Indications for diuretics
• Oedema states associated with sodium overload, e.g. cardiac, renal or hepatic disease, and also without sodium overload, e.g. acute pulmonary oedema following myocardial infarction. Note that oedema may also be localised, e.g. angioedema over the face and neck or around the ankles with some calcium channel blockers, or due to low plasma albumin, or immobility in the elderly; in none of these circumstances is a diuretic indicated.
• Hypertension, by reducing intravascular volume and probably by other mechanisms too, e.g. reduction of sensitivity to noradrenergic vasoconstriction.
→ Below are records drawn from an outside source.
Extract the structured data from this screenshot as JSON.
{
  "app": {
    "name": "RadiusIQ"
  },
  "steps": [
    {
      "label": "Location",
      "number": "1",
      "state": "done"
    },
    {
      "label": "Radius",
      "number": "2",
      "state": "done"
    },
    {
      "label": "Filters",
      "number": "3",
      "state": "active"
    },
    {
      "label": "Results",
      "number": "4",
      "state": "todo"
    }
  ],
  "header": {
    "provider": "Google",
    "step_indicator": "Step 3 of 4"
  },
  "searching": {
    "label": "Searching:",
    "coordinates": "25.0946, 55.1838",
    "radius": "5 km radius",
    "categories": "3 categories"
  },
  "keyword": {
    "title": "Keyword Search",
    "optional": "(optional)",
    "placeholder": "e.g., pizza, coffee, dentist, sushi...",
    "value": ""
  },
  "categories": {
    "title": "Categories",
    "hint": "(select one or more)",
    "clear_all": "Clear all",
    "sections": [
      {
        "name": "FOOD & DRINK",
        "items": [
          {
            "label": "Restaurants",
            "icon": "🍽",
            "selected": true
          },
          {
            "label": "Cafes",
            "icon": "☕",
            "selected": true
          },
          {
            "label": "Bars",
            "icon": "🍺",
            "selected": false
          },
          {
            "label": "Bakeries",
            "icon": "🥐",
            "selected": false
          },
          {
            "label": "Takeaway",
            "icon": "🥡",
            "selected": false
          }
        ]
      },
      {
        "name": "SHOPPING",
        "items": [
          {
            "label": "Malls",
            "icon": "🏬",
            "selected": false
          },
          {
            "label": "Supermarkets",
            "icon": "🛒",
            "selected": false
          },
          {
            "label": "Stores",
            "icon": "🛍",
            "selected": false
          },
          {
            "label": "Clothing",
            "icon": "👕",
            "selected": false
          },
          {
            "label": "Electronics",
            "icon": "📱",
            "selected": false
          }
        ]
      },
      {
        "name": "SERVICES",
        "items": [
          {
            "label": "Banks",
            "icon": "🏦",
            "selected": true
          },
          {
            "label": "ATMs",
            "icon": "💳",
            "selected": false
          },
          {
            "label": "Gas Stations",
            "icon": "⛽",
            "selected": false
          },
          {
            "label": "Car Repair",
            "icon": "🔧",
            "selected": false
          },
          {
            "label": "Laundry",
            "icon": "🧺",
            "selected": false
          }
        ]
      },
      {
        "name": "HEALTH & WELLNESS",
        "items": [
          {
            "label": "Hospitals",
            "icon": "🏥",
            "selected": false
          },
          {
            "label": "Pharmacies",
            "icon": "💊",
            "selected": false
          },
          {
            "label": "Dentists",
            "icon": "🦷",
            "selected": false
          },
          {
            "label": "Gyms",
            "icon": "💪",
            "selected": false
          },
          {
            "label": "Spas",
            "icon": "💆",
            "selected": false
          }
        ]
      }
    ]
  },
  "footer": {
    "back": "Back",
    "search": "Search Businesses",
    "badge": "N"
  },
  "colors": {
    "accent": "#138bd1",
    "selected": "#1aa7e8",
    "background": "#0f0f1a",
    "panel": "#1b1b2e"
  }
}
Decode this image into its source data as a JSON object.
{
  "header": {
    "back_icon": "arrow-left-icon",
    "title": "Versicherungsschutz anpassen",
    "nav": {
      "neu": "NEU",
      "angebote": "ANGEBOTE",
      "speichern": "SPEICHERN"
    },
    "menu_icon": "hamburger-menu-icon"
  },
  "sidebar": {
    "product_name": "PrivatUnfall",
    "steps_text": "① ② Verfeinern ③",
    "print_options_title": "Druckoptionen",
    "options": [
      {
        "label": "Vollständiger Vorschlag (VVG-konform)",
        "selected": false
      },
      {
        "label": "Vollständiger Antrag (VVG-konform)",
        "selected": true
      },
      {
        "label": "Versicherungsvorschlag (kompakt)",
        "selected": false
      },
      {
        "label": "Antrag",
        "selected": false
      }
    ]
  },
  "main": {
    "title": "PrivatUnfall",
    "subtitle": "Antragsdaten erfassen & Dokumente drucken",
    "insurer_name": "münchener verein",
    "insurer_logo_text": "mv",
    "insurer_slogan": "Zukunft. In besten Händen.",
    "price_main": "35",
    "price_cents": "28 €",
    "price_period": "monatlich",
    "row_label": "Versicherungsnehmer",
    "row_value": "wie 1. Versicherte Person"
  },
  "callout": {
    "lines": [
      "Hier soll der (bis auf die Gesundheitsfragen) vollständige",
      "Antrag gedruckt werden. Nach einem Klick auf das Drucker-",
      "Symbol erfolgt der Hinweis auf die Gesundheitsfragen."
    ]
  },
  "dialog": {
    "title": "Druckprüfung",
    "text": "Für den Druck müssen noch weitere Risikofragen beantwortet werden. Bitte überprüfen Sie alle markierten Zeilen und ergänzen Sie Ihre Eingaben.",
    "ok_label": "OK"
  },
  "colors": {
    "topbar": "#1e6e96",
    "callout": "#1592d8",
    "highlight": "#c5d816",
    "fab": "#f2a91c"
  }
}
• Hypercalcaemia. Furosemide reduces calcium reabsorption in the ascending limb of the loop of Henle, which action may be utilised in the emergency reduction of raised plasma calcium levels in addition to rehydration and other measures.
• Idiopathic hypercalciuria, a common cause of renal stone disease, may be reduced by thiazide diuretics.
• The syndrome of inappropriate secretion of antidiuretic hormone secretion (SIADH) may be treated with furosemide if there is a dangerous degree of volume overload (see also p. 423).
• Nephrogenic diabetes insipidus, paradoxically, may respond to diuretics which, by contracting vascular volume, increase salt and water reabsorption in the proximal tubule, and thus reduce urine volume.
Therapy
Congestive cardiac failure
The main account appears in Chapter 25, where the emphasis is now on early use of angiotensin-converting enzyme (ACE) inhibitors and β-adrenoceptor antagonists that are specifically diuretic sparing. But oral diuretics are easily given repeatedly, and lack of supervision can result in insidious over-treatment. Relief at disappearance of the congestive features can mask exacerbation of the low-output symptoms of heart failure, such as tiredness and postural dizziness due to reduced blood volume. A rising blood urea level is usually evidence of reduced glomerular blood flow consequent on a fall in cardiac output, but does not distinguish whether the cause of the reduced output is over-diuresis or worsening of the heart failure itself. The simplest guide to the success or failure of diuretic regimens is to monitor body-weight, which the patient can do equipped with just bathroom scales. Fluid intake and output charts are more demanding of nursing time, and often less accurate.